Secondary nutrients are needed in lesser amounts than macronutrients but are just as important. These include things like calcium and sulfur that contribute to cell health and plant growth.

Micronutrients like iron and boron are needed in very small amounts. But, deficiency of any of these micronutrients can cause major problems with growth and overall health.

Banana Peel Fertilizer Water Claims

Do it Yourself Fertilizer in Jar
Many plant owners claim that this controversial DIY plant fertilizer works wonders for plant growth.

If you’ve been on houseplant social media pages recently, you’ve probably already seen the plant hack about banana peel fertilizer tea. Pictures of chopped-up banana peels in sealed jars of water seem to be everywhere, prompting everyone to try this new trend.

So why is this such a popular suggestion? For starters, we all know that bananas have lots of potassium in them. In fact, it’s the most commonly touted benefit of eating these fruits. Potassium is one of the three macronutrients that plants require in large amounts. So, bananas are believed to be as beneficial for plants as they are for humans.

Although nitrogen is the most talked-about nutrient for houseplants due to its contribution to leaf growth, potassium is also important. It not only promotes strong root health, but also impacts the uptake of water and helps houseplants better handle a missed watering or two.

By fertilizing your plants with this controversial method, proponents claim they will get their much-needed potassium readily available to the roots, as well as other trace micronutrients.

Does it Really Work?

Bottles With Banana Peels in Them
Depending on which gardener you talk to, your results may vary using this method.

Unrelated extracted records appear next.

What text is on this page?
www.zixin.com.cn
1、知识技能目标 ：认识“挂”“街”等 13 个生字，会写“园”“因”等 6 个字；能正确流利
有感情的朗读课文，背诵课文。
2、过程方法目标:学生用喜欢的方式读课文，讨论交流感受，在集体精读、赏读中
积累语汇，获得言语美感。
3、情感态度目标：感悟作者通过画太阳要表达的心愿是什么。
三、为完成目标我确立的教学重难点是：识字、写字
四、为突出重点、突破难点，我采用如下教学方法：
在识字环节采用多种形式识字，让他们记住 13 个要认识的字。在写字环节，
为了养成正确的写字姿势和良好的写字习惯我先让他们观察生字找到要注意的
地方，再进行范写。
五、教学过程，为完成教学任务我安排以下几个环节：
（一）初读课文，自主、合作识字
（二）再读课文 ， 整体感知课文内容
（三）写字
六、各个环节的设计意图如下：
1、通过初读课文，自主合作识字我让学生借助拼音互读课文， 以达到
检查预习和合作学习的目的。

These claims all seem to make sense at a first glance. But, on closer inspection, there are some holes in the arguments.

The first issue is the level of potassium that ends up in the water. Different recipes recommend steeping the peels for different amounts of time – some overnight, and some for more than a week. However, even over long periods, very little potassium actually leaches into the water.

The claims equating the potassium content to what the plants end up receiving are therefore misleading. Most of that potassium remains in the peels rather than in the water.

The second issue relates to the levels of nutrients your plants need. Potassium is not the only macronutrient required. They also need a balance of nitrogen and phosphorus (as well as other nutrients) to grow effectively.

Gardeners reading these claims may believe banana peel water is a holistic fertilizer, when in fact it only provides one of the required nutrients. Even then, it only adds an almost insignificant amount of that nutrient to the soil.

Downsides & Problems

As with almost any “hack” or “tip” – there can be some downsides to trying this out on your own plants. Let’s take a look at some of the most common problems you may run into if you decide to try to leverage this method to improve the growth of your plants.

Pest Problems

Fungus Gnats on Soil
There are several pest problems that can be caused by this method, including fungus gnats.

If you try this trick even once, you may have to deal with more than just a nutrient deficiency. Banana peel water, due to the small traces of banana that remain in the water, quickly attract a wide variety of pests to the soil.

One of the most common problems in fungus gnats. These annoying bugs are tiny flying pests that hang around the soil and your plants, quickly spreading to the rest of your home wherever moisture is present. They also lay eggs in the soil, growing to eventually take over your home.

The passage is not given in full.